Collier County’s 60-day rent notice ordinance back on the table after being passed in October


Collier County’s 60-day rent notice ordinance that forces landlords to inform tenants of large rent increases is back up for discussion just a few months after it was passed.

Advocates of the ordinance are saying asking the county to give the ordinance a chance to work. The measure was passed in late October.

Landlords must give renters a heads-up if they plan to increase the rent by 5% or more in Collier County under the current ordinance.

Collier County Commissioner Rick LoCastro said, “I just don’t pass anything because it sort of feels good, I mean, it either does something, or it doesn’t.”

LoCastro says the Fair Notice to Tenants Ordinance doesn’t have teeth.

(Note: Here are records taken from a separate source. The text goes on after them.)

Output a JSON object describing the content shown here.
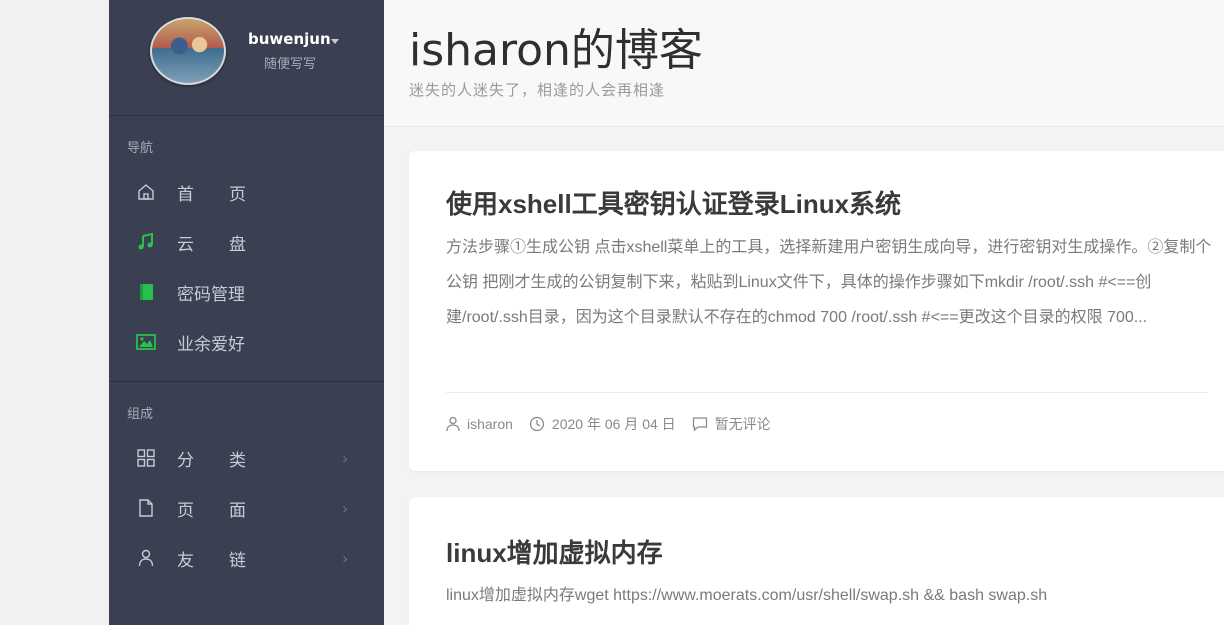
{
  "user": {
    "name": "buwenjun",
    "motto": "随便写写"
  },
  "nav": {
    "section_title": "导航",
    "items": [
      {
        "label": "首页",
        "icon": "home-icon"
      },
      {
        "label": "云盘",
        "icon": "music-note-icon"
      },
      {
        "label": "密码管理",
        "icon": "book-icon"
      },
      {
        "label": "业余爱好",
        "icon": "image-icon"
      }
    ]
  },
  "compose": {
    "section_title": "组成",
    "items": [
      {
        "label": "分类",
        "icon": "grid-icon"
      },
      {
        "label": "页面",
        "icon": "file-icon"
      },
      {
        "label": "友链",
        "icon": "user-icon"
      }
    ]
  },
  "site": {
    "title": "isharon的博客",
    "subtitle": "迷失的人迷失了，相逢的人会再相逢"
  },
  "posts": [
    {
      "title": "使用xshell工具密钥认证登录Linux系统",
      "excerpt": "方法步骤①生成公钥   点击xshell菜单上的工具，选择新建用户密钥生成向导，进行密钥对生成操作。②复制个公钥   把刚才生成的公钥复制下来，粘贴到Linux文件下，具体的操作步骤如下mkdir /root/.ssh     #<==创建/root/.ssh目录，因为这个目录默认不存在的chmod 700 /root/.ssh   #<==更改这个目录的权限  700...",
      "author": "isharon",
      "date": "2020 年 06 月 04 日",
      "comments": "暂无评论"
    },
    {
      "title": "linux增加虚拟内存",
      "excerpt": "linux增加虚拟内存wget https://www.moerats.com/usr/shell/swap.sh && bash swap.sh"
    }
  ],
  "colors": {
    "sidebar_bg": "#3a3f51",
    "accent_green": "#27c24c"
  }
}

It’s one reason he voted against it.

“The question I asked every time is, so what has been the effect?” said LoCastro.

Advocates say there’s no way to measure effectiveness because the county hasn’t given the new ordinance enough attention or time.

“They were supposed to be creating a whole informational a whole informational to give to these landlords and tenants, and they need to follow through with that before they decide to take away an ordinance that they haven’t even given a chance to see,” said Elizabeth Radi, head of the Collier County Tenant Union.

Newly elected commissioner Chris Hall is calling for the ordinance to be re-visited, citing government overreach.

“We want to talk about government overreach when we put a 60-day ordinance on a landlord to have them do what they expect the tenants to do,” Radi said.

The renter-forward ordinance will be one of the first things commissioners discuss in the new year.

“We got almost a month to get organized, and so I will be flabbergasted if, on January 10, we don’t hear enough from both sides to vote and make a decision,” said LoCastro.

LoCastro says the decision would come down to essentially a “No-vote,” where the ordinance would remain in place, or there could be a swing vote, and it could be repealed.